CNN political analyst William Schneider looked at eight battleground states where Republicans control all three branches of government. Approval ratings for GOP governors have dropped sharply in seven of them. (The eighth, Indiana’s Mitch Daniels, isn’t necessarily doing better; it’s just that no polling data is available.)
Some Democrats, by the way, have also joined the bandwagon, backing anti-worker legislation in New Jersey, Massachusetts and elsewhere. Whichever party they are from, politicians have a tough sell convincing voters that transit workers, teachers or firefighters are to blame for the financial problems facing state and local governments.
We’ll soon know more about just how frustrated voters are. Recall elections are scheduled this month and next in Wisconsin; early surveys suggest that support for Walker’s attack on public workers could cost Republicans control of the State Senate.

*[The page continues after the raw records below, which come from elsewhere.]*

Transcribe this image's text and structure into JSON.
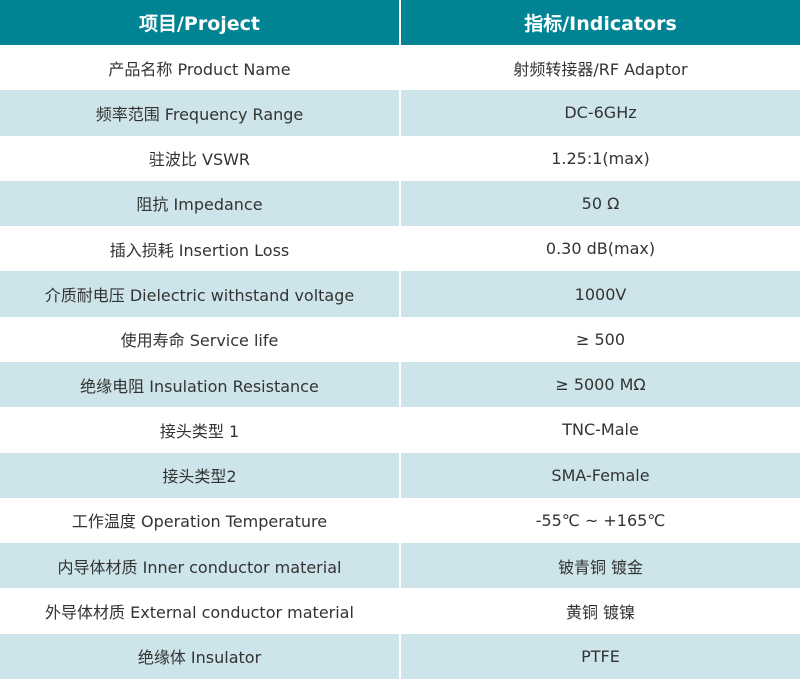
{
  "colors": {
    "header": "#008493",
    "alt_row": "#cde5ea"
  },
  "header": {
    "project": "项目/Project",
    "indicators": "指标/Indicators"
  },
  "rows": [
    {
      "project": "产品名称 Product Name",
      "value": "射频转接器/RF Adaptor"
    },
    {
      "project": "频率范围 Frequency Range",
      "value": "DC-6GHz"
    },
    {
      "project": "驻波比 VSWR",
      "value": "1.25:1(max)"
    },
    {
      "project": "阻抗 Impedance",
      "value": "50 Ω"
    },
    {
      "project": "插入损耗 Insertion Loss",
      "value": "0.30 dB(max)"
    },
    {
      "project": "介质耐电压 Dielectric withstand voltage",
      "value": "1000V"
    },
    {
      "project": "使用寿命 Service life",
      "value": "≥ 500"
    },
    {
      "project": "绝缘电阻 Insulation Resistance",
      "value": "≥ 5000 MΩ"
    },
    {
      "project": "接头类型 1",
      "value": "TNC-Male"
    },
    {
      "project": "接头类型2",
      "value": "SMA-Female"
    },
    {
      "project": "工作温度 Operation Temperature",
      "value": "-55℃ ~ +165℃"
    },
    {
      "project": "内导体材质 Inner conductor material",
      "value": "铍青铜 镀金"
    },
    {
      "project": "外导体材质 External conductor material",
      "value": "黄铜 镀镍"
    },
    {
      "project": "绝缘体 Insulator",
      "value": "PTFE"
    }
  ]
}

In Ohio, a grass-roots coalition is petitioning to repeal Kasich’s controversial anti-worker legislation. Organizers collected nearly 1.3 million signatures, almost six times the number needed to put repeal on the ballot. TWU members who circulated petitions in Akron, Cleveland and Columbus said they could barely keep up with the flood of signatures from friends, neighbors and co-workers. Winning Connections, a telemarketing firm with a long track record of political advocacy, reports a more enthusiastic response for the repeal effort – and higher rates of volunteer sign-up – than for any campaign they’ve ever worked on.
Bashing workers is unfair. It’s bad for business, because it takes money away from consumers who drive the U.S. economy, and it’s bad politics. Attacking the middle class is always a losing strategy. As the gap in incomes widen between working families and the very rich, the enthusiasm gap also will widen for the hare-brained idea of punishing the middle class while further enriching the wealthy during an economic downturn.